ReAct (Reason + Act) is a specific prompting pattern where the agent alternates between reasoning steps and tool actions. The Schmid framework is architecture-level guidance that applies regardless of whether you use ReAct, function calling, or any other pattern. You could implement a ReAct agent and still violate all five Schmid principles—e.g., by hard-coding the reasoning steps, crashing on tool errors, and testing with exact assertions. The two are complementary, not competing.
Should I use the Schmid framework with LangChain or build agents from scratch?
The framework is tool-agnostic. It diagnoses architectural and mindset problems, not implementation choices. You can apply all five principles whether you use LangChain, LangGraph, AutoGen, CrewAI, or raw API calls. The key question is whether your chosen framework lets you implement the principles—goal-based workflows, error-as-input handling, eval-based testing, and self-documenting tools. If your framework forces rigid step sequences or hides errors, it may be working against you.
// Advanced
Can I apply the Schmid framework to multi-agent systems?
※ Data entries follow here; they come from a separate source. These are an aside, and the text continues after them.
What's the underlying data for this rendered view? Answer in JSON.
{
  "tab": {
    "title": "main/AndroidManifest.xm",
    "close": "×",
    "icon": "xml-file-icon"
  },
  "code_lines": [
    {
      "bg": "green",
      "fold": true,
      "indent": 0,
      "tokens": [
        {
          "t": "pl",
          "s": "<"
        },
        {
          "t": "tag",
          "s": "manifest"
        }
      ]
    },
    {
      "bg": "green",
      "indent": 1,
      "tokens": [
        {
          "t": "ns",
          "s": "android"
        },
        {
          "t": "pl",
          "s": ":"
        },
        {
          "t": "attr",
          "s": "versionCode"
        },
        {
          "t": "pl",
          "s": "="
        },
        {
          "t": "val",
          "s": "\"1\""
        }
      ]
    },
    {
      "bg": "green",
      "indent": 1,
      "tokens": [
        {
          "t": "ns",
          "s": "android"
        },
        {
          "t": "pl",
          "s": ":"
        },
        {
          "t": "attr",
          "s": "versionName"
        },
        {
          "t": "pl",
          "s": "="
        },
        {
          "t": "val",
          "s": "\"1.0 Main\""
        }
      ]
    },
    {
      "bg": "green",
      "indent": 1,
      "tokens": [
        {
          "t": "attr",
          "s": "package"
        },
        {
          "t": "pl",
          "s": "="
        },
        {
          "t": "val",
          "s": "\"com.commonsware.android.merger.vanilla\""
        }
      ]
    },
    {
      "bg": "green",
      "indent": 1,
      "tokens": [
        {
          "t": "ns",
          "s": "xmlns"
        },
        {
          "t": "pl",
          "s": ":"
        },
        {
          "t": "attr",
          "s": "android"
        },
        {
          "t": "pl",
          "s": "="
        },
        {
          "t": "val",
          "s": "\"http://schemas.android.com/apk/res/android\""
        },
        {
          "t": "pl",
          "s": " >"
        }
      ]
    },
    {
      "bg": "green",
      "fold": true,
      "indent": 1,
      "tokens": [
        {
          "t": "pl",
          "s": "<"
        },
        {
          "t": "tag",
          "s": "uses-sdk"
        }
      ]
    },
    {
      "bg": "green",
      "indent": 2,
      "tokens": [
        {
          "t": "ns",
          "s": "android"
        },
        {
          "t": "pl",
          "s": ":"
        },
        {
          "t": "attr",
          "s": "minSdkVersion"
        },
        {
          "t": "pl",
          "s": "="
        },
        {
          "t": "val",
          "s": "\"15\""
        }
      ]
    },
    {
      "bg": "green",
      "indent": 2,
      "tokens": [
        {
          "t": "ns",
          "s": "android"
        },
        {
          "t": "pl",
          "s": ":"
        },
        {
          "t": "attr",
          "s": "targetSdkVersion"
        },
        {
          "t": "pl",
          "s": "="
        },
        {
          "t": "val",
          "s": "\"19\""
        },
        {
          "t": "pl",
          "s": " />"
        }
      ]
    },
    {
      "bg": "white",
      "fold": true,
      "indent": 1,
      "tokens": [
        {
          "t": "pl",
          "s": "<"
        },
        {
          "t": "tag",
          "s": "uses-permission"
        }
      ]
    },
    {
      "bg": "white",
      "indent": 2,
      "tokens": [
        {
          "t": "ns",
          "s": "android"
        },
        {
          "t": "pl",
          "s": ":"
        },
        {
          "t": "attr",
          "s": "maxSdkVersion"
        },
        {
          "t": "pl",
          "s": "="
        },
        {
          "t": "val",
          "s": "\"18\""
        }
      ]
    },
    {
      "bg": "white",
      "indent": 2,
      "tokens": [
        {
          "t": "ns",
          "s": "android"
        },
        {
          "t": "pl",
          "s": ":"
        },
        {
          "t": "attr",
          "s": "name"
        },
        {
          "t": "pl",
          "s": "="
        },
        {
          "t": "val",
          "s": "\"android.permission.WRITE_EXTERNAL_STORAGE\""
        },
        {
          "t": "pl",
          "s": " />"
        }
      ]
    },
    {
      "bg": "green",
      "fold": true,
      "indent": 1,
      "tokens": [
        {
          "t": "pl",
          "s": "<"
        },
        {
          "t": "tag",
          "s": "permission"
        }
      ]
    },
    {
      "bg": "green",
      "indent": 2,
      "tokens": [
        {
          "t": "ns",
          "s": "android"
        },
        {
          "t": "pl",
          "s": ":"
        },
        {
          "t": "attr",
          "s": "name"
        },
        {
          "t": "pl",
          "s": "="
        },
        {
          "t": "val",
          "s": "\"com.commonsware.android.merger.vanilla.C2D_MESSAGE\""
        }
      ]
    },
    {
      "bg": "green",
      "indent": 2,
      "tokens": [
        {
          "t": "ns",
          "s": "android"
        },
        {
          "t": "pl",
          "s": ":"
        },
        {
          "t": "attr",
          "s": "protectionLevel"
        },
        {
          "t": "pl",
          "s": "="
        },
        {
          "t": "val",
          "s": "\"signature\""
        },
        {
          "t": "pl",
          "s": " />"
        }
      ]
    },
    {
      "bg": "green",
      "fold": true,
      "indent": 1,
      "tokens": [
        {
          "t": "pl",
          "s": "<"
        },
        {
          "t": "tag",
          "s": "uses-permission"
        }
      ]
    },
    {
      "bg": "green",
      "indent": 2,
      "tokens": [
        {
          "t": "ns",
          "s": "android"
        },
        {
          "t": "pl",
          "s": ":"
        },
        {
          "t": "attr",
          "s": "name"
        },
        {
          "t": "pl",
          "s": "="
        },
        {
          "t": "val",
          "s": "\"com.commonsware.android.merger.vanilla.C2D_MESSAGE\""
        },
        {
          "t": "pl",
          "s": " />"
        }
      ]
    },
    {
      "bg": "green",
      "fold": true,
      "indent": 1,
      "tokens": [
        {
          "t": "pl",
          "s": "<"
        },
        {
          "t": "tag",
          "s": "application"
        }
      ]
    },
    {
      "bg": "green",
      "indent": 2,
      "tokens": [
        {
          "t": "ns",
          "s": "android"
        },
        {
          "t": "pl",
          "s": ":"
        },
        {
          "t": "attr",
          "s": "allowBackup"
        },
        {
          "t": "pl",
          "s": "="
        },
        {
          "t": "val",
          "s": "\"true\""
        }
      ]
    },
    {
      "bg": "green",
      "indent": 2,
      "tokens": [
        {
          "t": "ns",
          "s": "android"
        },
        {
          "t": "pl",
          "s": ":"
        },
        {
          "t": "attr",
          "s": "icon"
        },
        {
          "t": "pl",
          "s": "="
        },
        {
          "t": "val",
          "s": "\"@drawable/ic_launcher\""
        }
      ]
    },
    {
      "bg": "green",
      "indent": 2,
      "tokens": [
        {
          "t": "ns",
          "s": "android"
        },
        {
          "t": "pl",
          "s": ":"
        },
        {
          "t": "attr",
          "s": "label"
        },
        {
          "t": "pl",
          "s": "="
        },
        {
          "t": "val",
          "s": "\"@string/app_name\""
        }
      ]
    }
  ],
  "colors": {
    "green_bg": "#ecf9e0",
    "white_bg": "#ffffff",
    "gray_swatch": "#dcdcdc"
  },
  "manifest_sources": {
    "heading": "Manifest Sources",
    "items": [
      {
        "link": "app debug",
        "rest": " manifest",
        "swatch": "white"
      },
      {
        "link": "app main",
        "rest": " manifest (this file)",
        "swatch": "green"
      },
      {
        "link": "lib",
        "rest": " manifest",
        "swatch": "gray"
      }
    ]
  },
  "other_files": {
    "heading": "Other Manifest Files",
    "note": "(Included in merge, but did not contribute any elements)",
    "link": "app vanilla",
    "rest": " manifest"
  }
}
Yes. In multi-agent systems, each agent's tools include the other agents, so the Agents Evolve and APIs Don't principle becomes even more critical—every agent's interface must be self-documenting. Error-as-input handling matters more because failures cascade across agents. The Hand Over Control principle applies at the orchestration level: define the overall goal and let agents coordinate, rather than scripting exact interaction sequences between them.
How do I apply the Schmid framework when my agent uses RAG?
RAG (Retrieval-Augmented Generation) is essentially a tool the agent uses. Apply the agent-ready tool principle: ensure the retrieval function's schema clearly describes what it searches, what it returns, how results are ranked, and what happens when no results are found. Apply errors-as-inputs: if retrieval fails or returns empty, feed that to the model as context rather than crashing. Apply evals: measure whether the agent's final answers are correct with the retrieved context, not whether specific documents were retrieved.
What does the observe-adjust loop look like in practice for agent development?
Define your agent's instructions and tools. Run the agent against a set of test inputs. Observe the full trace—not just the final output, but every reasoning step and tool call. Identify where behavior diverges from expectations. Adjust prompts, tool descriptions, or system instructions. Run again and compare. This loop replaces the traditional write-test-deploy cycle. Schedule dedicated observation sessions; don't assume correctness after initial deployment. Track prompt and tool changes like code commits.
How do I convince my team to adopt evals instead of unit tests for agents?
Show them a concrete example: run the same agent input 10 times and demonstrate that it produces functionally correct but textually different outputs each time. Point out that traditional unit tests would fail on 9 of those runs despite all being correct. Then propose a reliability threshold—e.g., 8/10 must pass functional criteria—and show how evals measure real-world performance more accurately. Frame it as upgrading your testing strategy for non-deterministic systems, not abandoning rigor.
How often should I run the observe-adjust loop for my AI agent?
At minimum, run it after every significant change to prompts, tools, or system instructions. During initial development, expect to run it dozens of times per day. After deployment, schedule periodic observation sessions—weekly or after any model update—to catch drift. Treat prompt and tool changes with the same discipline as code changes: version them, review them, and validate them through evals before promoting to production.